Andreas Panopoulos, Michael Stadnisky, Seth Duncan, Aaron Moffatt, and Jay Almarode.

 Automated cytometric data analysis has been facilitated by the use of templates in FlowJo, which are pre-formatted files that apply organization and analysis to introduced data sets. The primary limitation of templates is their fixed nature; if a parameter changes, or a new population arises and needs to be studied, a new template must be created. Thus the efficiency of automated analysis is inversely related to the number of changing variables. These problems are further compounded by the lack of a filter for pertinent results; all files in an experiment are displayed without an easy means of flagging “hits”. In order to increase the efficiency of automated analyses, a system must be created to permit flexibility of changing variables and identify only relevant results, in an automated workflow. How can we eliminate irrelevant results and impart malleability to screening or functional assays in a template-based system? FlowJo’s development of the “binding node” and incorporation into a protocol provides the necessary flexible joint in an otherwise fixed pipeline.
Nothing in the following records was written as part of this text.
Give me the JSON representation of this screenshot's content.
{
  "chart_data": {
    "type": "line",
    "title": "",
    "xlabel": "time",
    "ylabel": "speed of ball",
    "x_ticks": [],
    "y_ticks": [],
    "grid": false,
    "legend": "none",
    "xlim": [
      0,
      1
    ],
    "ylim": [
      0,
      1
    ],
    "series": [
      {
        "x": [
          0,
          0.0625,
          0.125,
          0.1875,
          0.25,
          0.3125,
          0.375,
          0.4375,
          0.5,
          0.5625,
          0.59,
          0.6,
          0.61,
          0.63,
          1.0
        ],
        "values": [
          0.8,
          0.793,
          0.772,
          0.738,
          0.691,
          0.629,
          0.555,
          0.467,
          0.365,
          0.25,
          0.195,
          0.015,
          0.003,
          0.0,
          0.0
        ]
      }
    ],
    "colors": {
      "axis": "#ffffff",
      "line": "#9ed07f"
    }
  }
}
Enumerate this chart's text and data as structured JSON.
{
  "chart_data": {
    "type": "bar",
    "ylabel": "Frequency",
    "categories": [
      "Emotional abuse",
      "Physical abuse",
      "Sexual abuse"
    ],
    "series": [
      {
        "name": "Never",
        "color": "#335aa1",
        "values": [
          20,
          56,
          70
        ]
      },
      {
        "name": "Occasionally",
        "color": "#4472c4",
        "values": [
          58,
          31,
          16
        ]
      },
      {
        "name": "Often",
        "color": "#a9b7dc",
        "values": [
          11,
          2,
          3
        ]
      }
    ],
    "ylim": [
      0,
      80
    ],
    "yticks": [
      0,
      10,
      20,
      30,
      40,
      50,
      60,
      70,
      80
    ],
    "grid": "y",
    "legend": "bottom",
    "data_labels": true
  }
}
 Protocols are a structured set of instructions in XML, managed and used by a FlowJo server, for the expressed purposes of initiating automated analyses, linking FlowJo templates together, and generating reports based on satisfaction of specified constraints. In our case study, we designed a protocol to identify optimal drug treatment combinations and concentrations specific to responding T-cells. As an internal control and to increase the flexibility of our system, we included templates for granulocyte analysis. To achieve this, a master template was designed to first isolate peripheral blood mononuclear cells (PBMC). A binding node was then generated to facilitate splitting of T-cell and granulocyte populations. Last, secondary templates were generated and linked to the master template, to isolate pertinent samples and to produce group-specific reports. The readout for activation of T-cells and granulocytes was phosphorylation of lymphocyte cell kinase (lck) on Tyrosine 394 and/or Tyrosine 505, and expression of CD40L and CD69. The data set used were supplied from Flowrepository.org.

 

Automated Antibody Panel Design

Swindle M, Moffat A, Treister A, Ostrout ND

The current process of selecting and ordering antibodies for flow cytometry panels is antiquated and cumbersome.  Sifting through the thousands of targets, formats and clones from a number of major manufacturers is time consuming and inhibits effective comparison, thereby reducing optimal panel design.  Furthermore, properly matching the fluorochromes to the instrument is often difficult for novice and even advanced users considering the complexity of most systems today.  Fluorish has designed and created a new tool, the Panel Builder.  The Panel Builder is designed to take users through a step wise process to develop optimal antibody panels for their experiments based on the configuration of the particular instrument selected.  Optimal fluorochromes are automatically identified based on the instrumental set up.  Excitation and emission profiles of over 250 fluorochromes have been entered into the database, so as users select specific formats, results refine to limit spectral overlap and prevent the selection of fluorochromes with identical emission profiles. The database currently features reagents from several leading antibody manufacturers, allowing the customer the convenience of many product options and comparisons in one location. The Panel Builder, interfacing directly with Fluorish.com, promises to be an innovative and informative new tool to help cytometrists keep pace with new trends in flow cytometry.